Hicks v. People
Decision Date | 18 July 1862 |
Citation | 10 Mich. 395 |
Court | Michigan Supreme Court |
Parties | William Hicks v. The People |
Heard May 3, 1862
Error to Washtenaw Circuit.
Judgment affirmed.
O. Hawkins, for plaintiff in error.
C. Upson, Attorney-General, for the people.
Christiancy J.:
The same objections are urged to the information and its verification in this case as in the case of Washburn v. The People, argued and submitted with this. The opinion in that case decides the present, so far as these questions are involved.
The information is for incest, and charges that the defendant "did commit the crime of fornication with one Harriet A. Hicks, by having carnal knowledge of the body of her, the said Harriet A. Hicks, she the said Harriet A. Hicks being then and there the daughter of the said William Hicks."
It is assigned as error that the information does not allege, in the language of the statute creating the offense (Comp. L., § 5870), that the defendant and the said Harriet A. Hicks were "within the degrees of consanguinity within which marriages are prohibited, or declared by law to be incestuous and void." This was clearly unnecessary. It being charged that the offense was committed with a daughter of the defendant, it is but a conclusion of law that the parties were within the prohibited degrees of relationship. By reference to Compiled Laws, § 3206, it will be seen that no man is allowed to marry his daughter; and by the next section, that no woman is permitted to marry her father.
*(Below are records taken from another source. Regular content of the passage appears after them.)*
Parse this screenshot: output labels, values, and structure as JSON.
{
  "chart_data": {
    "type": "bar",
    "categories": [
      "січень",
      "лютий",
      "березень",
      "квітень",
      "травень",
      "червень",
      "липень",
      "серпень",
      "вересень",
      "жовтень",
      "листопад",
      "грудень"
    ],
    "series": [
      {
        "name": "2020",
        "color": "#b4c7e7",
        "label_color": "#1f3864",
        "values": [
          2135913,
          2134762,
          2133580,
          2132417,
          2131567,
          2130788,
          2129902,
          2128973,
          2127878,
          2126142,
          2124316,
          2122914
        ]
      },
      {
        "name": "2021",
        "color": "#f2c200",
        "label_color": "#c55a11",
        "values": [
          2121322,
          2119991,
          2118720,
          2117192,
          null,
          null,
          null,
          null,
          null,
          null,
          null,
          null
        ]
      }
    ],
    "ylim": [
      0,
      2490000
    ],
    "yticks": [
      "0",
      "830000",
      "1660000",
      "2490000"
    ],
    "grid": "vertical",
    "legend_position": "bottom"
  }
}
This is a public law of which courts are bound to take notice. The statute creating the offense here charged uses the words "within the degrees of consanguinity within which marriages are prohibited," etc., as descriptive of the class of persons to whom it applies, and merely for the sake of brevity, to avoid the necessity of enumerating specifically all the different degrees of relationship to which the provision is intended to apply.
There is no error in the judgment or proceedings of the Circuit Court, and the judgment must be affirmed.
Campbell J. dissented on the same grounds as in the case of Washburn v. The People, but concurred upon the other point.